There is no overarching conference question surrounding LSU. LSU speaks only for itself. There also isn’t much of a question of whether LSU will ever make it back to the mountaintop. LSU has won national titles with Les Miles and Ed Orgeron. LSU will win another title again, most likely pretty soon.

The question for LSU is this season. It’s Brian Kelly’s second year, and he’s probably coaching the most talent he’s ever coached, something which speaks to Kelly’s own struggles with recruiting over the years and also to LSU’s institutional capability on that front. Jayden Daniels might not be a great Heisman candidate right now, and the program might still be getting its groove back after a rough ending to the Coach O era, but the size and speed and power across the LSU roster is always immense, and with Kelly known for winning games throughout his career, it’s foolish to count these guys out.

What this is for LSU, then, is one of many playoff quarterfinals. The college football season isn’t really one big single-elimination tournament, like we sometimes like to say, but there are games you have to win if you want to make the playoff, and for LSU, this is probably one of them. For one thing, if LSU can’t beat Florida State, it’s hard to see LSU beating both Alabama and the eventual SEC East champ. For another, if LSU can’t beat Florida State, it’ll either have to beat both Alabama and the eventual SEC East champ or it’ll have to make the playoff as a two-loss team, something which is very possible and has also never happened.

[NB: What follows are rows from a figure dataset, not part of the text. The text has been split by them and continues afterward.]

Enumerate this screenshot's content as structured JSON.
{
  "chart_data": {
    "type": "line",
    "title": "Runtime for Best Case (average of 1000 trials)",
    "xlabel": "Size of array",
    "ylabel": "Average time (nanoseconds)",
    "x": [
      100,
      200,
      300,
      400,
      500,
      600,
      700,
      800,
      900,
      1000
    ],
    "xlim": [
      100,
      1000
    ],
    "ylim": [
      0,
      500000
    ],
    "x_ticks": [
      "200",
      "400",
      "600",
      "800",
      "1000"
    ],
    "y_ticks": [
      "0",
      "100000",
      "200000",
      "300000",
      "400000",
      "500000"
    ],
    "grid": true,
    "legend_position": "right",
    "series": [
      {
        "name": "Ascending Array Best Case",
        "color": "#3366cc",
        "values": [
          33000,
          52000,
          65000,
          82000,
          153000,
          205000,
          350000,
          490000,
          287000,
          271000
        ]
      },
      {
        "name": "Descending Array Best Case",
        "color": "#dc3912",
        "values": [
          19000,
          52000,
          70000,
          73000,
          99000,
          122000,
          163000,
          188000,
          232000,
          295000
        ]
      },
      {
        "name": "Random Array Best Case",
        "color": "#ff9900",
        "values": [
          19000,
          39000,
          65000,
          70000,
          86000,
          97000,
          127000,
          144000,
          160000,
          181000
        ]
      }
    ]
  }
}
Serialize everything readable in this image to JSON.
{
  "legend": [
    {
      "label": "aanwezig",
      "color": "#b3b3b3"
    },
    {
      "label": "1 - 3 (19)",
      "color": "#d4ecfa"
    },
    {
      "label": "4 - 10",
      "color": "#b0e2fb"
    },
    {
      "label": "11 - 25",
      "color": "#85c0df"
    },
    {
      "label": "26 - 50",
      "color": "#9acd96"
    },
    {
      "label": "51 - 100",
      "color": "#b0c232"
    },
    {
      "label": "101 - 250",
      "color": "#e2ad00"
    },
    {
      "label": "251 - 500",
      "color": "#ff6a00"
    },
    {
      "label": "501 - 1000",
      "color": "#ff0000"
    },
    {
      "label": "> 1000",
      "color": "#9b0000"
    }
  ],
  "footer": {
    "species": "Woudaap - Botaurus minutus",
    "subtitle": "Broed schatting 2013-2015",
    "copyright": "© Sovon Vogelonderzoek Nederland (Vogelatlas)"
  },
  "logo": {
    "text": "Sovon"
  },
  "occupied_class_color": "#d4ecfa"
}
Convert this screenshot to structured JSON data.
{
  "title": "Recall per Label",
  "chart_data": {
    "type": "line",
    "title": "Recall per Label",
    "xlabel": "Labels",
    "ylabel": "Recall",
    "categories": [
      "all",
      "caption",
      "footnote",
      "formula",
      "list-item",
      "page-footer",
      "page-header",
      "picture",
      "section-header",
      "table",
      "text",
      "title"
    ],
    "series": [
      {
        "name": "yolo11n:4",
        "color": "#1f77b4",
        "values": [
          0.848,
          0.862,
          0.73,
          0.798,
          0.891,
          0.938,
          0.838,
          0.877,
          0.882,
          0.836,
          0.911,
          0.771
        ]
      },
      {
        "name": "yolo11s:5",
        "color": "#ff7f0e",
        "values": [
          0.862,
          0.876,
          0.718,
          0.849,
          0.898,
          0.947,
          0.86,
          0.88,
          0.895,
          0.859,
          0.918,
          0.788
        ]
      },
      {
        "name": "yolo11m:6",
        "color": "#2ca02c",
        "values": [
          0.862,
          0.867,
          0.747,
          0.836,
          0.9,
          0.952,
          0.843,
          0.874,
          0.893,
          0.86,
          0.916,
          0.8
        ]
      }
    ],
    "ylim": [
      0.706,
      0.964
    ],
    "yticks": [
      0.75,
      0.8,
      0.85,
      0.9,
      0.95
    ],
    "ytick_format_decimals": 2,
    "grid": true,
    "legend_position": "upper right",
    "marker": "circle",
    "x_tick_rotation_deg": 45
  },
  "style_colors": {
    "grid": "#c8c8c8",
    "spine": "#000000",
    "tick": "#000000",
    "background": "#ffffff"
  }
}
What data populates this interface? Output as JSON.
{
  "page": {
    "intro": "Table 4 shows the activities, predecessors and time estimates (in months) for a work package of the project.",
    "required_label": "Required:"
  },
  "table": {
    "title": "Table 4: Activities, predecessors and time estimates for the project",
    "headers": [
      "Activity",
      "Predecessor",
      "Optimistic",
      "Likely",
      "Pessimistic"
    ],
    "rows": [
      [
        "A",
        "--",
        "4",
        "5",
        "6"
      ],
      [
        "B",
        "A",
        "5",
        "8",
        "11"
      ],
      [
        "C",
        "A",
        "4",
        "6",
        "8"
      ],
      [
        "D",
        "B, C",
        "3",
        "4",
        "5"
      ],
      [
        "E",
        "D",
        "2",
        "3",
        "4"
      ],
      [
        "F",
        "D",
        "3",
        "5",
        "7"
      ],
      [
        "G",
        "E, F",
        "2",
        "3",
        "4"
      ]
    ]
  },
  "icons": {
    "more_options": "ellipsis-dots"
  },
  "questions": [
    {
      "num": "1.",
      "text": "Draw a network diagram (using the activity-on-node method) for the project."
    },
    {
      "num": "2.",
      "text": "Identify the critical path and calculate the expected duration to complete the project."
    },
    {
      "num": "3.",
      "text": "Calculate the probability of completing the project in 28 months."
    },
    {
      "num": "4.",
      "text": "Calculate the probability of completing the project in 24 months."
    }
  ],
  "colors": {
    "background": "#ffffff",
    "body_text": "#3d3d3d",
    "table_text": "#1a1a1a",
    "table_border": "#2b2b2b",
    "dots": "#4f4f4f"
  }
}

Florida State can afford to lose this game. If Florida State loses this game close and Clemson plays poorly on Monday, Florida State may be favored over each of its remaining opponents, with a few of those—Boston College, Syracuse, probably a couple others—cakewalks even in conference play. Winning the next twelve in a row after this one is a realistic hope for Florida State. It’s not a realistic hope for LSU. For playoff purposes, LSU needs this worse.

What’s going to happen?

It’s hard to find any objective rating system or prediction market which views this as anything but a game where LSU is a narrow favorite. What that really means, though, is simply that we are all very confident that we should not be confident about LSU. Welcome to college football season. We don’t know what’s going to happen.